Using the brush in practise, well, takes some practice, but once you have got that skill then immensely complicated local editing becomes possible that used to be the singular preserve of Photoshop (and required multiple layers and masks, and was very time consuming to achieve).
So, while there are still times where the ability of Photoshop is still required, nearly all editing can actually be achieved with the tools readily available, and easily applicable, in Lightroom.

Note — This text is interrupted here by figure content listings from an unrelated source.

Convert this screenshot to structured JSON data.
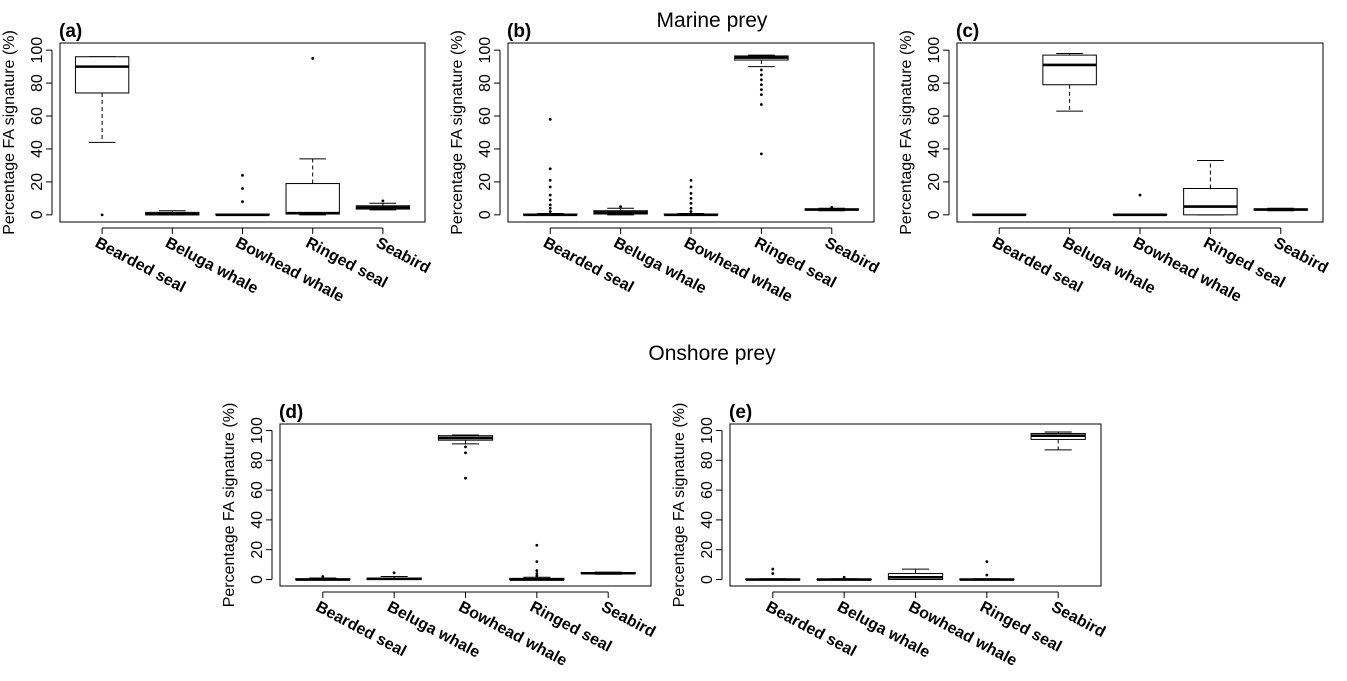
{
  "sections": {
    "marine": "Marine prey",
    "onshore": "Onshore prey"
  },
  "chart_data": [
    {
      "panel": "(a)",
      "type": "boxplot",
      "ylabel": "Percentage FA signature (%)",
      "ylim": [
        0,
        100
      ],
      "yticks": [
        0,
        20,
        40,
        60,
        80,
        100
      ],
      "categories": [
        "Bearded seal",
        "Beluga whale",
        "Bowhead whale",
        "Ringed seal",
        "Seabird"
      ],
      "boxes": [
        {
          "min": 44,
          "q1": 74,
          "median": 90,
          "q3": 96,
          "max": 96,
          "outliers": [
            0
          ]
        },
        {
          "min": 0,
          "q1": 0,
          "median": 0.5,
          "q3": 1.5,
          "max": 2.5,
          "outliers": []
        },
        {
          "min": 0,
          "q1": 0,
          "median": 0,
          "q3": 0.5,
          "max": 0.5,
          "outliers": [
            8,
            16,
            24
          ]
        },
        {
          "min": 0,
          "q1": 0.5,
          "median": 1,
          "q3": 19,
          "max": 34,
          "outliers": [
            95
          ]
        },
        {
          "min": 3,
          "q1": 3.5,
          "median": 4.5,
          "q3": 5.5,
          "max": 7,
          "outliers": [
            8.5
          ]
        }
      ]
    },
    {
      "panel": "(b)",
      "type": "boxplot",
      "ylabel": "Percentage FA signature (%)",
      "ylim": [
        0,
        100
      ],
      "yticks": [
        0,
        20,
        40,
        60,
        80,
        100
      ],
      "categories": [
        "Bearded seal",
        "Beluga whale",
        "Bowhead whale",
        "Ringed seal",
        "Seabird"
      ],
      "boxes": [
        {
          "min": 0,
          "q1": 0,
          "median": 0,
          "q3": 0.5,
          "max": 0.8,
          "outliers": [
            2,
            4,
            6,
            9,
            12,
            17,
            21,
            28,
            58
          ]
        },
        {
          "min": 0,
          "q1": 0.5,
          "median": 1.5,
          "q3": 2.5,
          "max": 4,
          "outliers": [
            5
          ]
        },
        {
          "min": 0,
          "q1": 0,
          "median": 0,
          "q3": 0.5,
          "max": 0.8,
          "outliers": [
            2,
            4,
            7,
            10,
            13,
            17,
            21
          ]
        },
        {
          "min": 90,
          "q1": 94,
          "median": 95.5,
          "q3": 96.5,
          "max": 97,
          "outliers": [
            88,
            85,
            82,
            79,
            76,
            73,
            67,
            37
          ]
        },
        {
          "min": 2.5,
          "q1": 3,
          "median": 3.2,
          "q3": 3.6,
          "max": 4,
          "outliers": [
            4.5
          ]
        }
      ]
    },
    {
      "panel": "(c)",
      "type": "boxplot",
      "ylabel": "Percentage FA signature (%)",
      "ylim": [
        0,
        100
      ],
      "yticks": [
        0,
        20,
        40,
        60,
        80,
        100
      ],
      "categories": [
        "Bearded seal",
        "Beluga whale",
        "Bowhead whale",
        "Ringed seal",
        "Seabird"
      ],
      "boxes": [
        {
          "min": 0,
          "q1": 0,
          "median": 0,
          "q3": 0.3,
          "max": 0.4,
          "outliers": []
        },
        {
          "min": 63,
          "q1": 79,
          "median": 91,
          "q3": 97,
          "max": 98,
          "outliers": []
        },
        {
          "min": 0,
          "q1": 0,
          "median": 0,
          "q3": 0.3,
          "max": 0.4,
          "outliers": [
            12
          ]
        },
        {
          "min": 0,
          "q1": 0,
          "median": 5,
          "q3": 16,
          "max": 33,
          "outliers": []
        },
        {
          "min": 2.5,
          "q1": 3,
          "median": 3.2,
          "q3": 3.6,
          "max": 4,
          "outliers": []
        }
      ]
    },
    {
      "panel": "(d)",
      "type": "boxplot",
      "ylabel": "Percentage FA signature (%)",
      "ylim": [
        0,
        100
      ],
      "yticks": [
        0,
        20,
        40,
        60,
        80,
        100
      ],
      "categories": [
        "Bearded seal",
        "Beluga whale",
        "Bowhead whale",
        "Ringed seal",
        "Seabird"
      ],
      "boxes": [
        {
          "min": 0,
          "q1": 0,
          "median": 0,
          "q3": 0.5,
          "max": 1,
          "outliers": [
            2
          ]
        },
        {
          "min": 0,
          "q1": 0,
          "median": 0.5,
          "q3": 1,
          "max": 2,
          "outliers": [
            4.5
          ]
        },
        {
          "min": 91,
          "q1": 93.5,
          "median": 95,
          "q3": 96.5,
          "max": 97,
          "outliers": [
            89,
            85,
            68
          ]
        },
        {
          "min": 0,
          "q1": 0,
          "median": 0,
          "q3": 0.8,
          "max": 1.5,
          "outliers": [
            2.5,
            4,
            6,
            12,
            23
          ]
        },
        {
          "min": 3.5,
          "q1": 4,
          "median": 4.2,
          "q3": 4.6,
          "max": 5,
          "outliers": []
        }
      ]
    },
    {
      "panel": "(e)",
      "type": "boxplot",
      "ylabel": "Percentage FA signature (%)",
      "ylim": [
        0,
        100
      ],
      "yticks": [
        0,
        20,
        40,
        60,
        80,
        100
      ],
      "categories": [
        "Bearded seal",
        "Beluga whale",
        "Bowhead whale",
        "Ringed seal",
        "Seabird"
      ],
      "boxes": [
        {
          "min": 0,
          "q1": 0,
          "median": 0,
          "q3": 0.3,
          "max": 0.5,
          "outliers": [
            4,
            7
          ]
        },
        {
          "min": 0,
          "q1": 0,
          "median": 0,
          "q3": 0.3,
          "max": 0.5,
          "outliers": [
            1.5
          ]
        },
        {
          "min": 0,
          "q1": 0,
          "median": 1.5,
          "q3": 4,
          "max": 7,
          "outliers": []
        },
        {
          "min": 0,
          "q1": 0,
          "median": 0,
          "q3": 0.3,
          "max": 0.5,
          "outliers": [
            3,
            12
          ]
        },
        {
          "min": 87,
          "q1": 94,
          "median": 96.5,
          "q3": 98,
          "max": 99,
          "outliers": []
        }
      ]
    }
  ]
}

Another very handy hint and reminder about editing in Lightroom is that the whole editing process is parametric: in simple English what this means is the the editing is nondestructive and can be reversed at any time. 
(A bit more detail: what Lightroom does is store any editing parameters in the catalog and generates a preview in real time that reflects the changes made by editing so you can see the effect of what you are doing. The original image (RAW, TIFF, DNG, JPEG, etc) is NEVER altered. If you want to export an editied image it is only at this time that any edits are baked into the exported image at a pixel level. The original image STILL remains unaltered.)
So, it is possible to learn editing skills in Lightroom very quickly because if something does go wrong one can just wipe the edits one doesn't like and start again.
Another very handy feature of Lightroom is the ability to generate virtual copies.
Each copy can have different edits applied and then can be compared directly on the screen.
In this way the learning process is enhanced because differences in editing can be directly compared.

I hope this answers your question.
BTW this post may generate further questions due to matters arising: please feel free to post questions on any issues requiring clarification.

Tony Jay


----------



## Tylie Duff (Jan 1, 2013)

Thanks Cletus and Jay. This is an eyeopener for me , I realise that I've only started to scratch the surface of what LR can do and  really appreciate the advice. I can see that I will need to practise Jay but I now know what to practise, excellent!


----------



## Tony Jay (Jan 1, 2013)

You are welcome Tylie!

Tony Jay


----------



## Allan Olesen (Jan 1, 2013)

Tylie Duff said:


> Hello, I asked  for advice on one of my photographs and it was suggested that it would benefit from  local contrast enhancement .


Did they mean contrast enhancement in one specific part of the photo which you select?

Or did they mean a general increase of the contrast between details without affecting the overall difference between light and dark?

If it is the latter, you could look at the clarity slider in Lightroom. It does that - and some other things too.


----------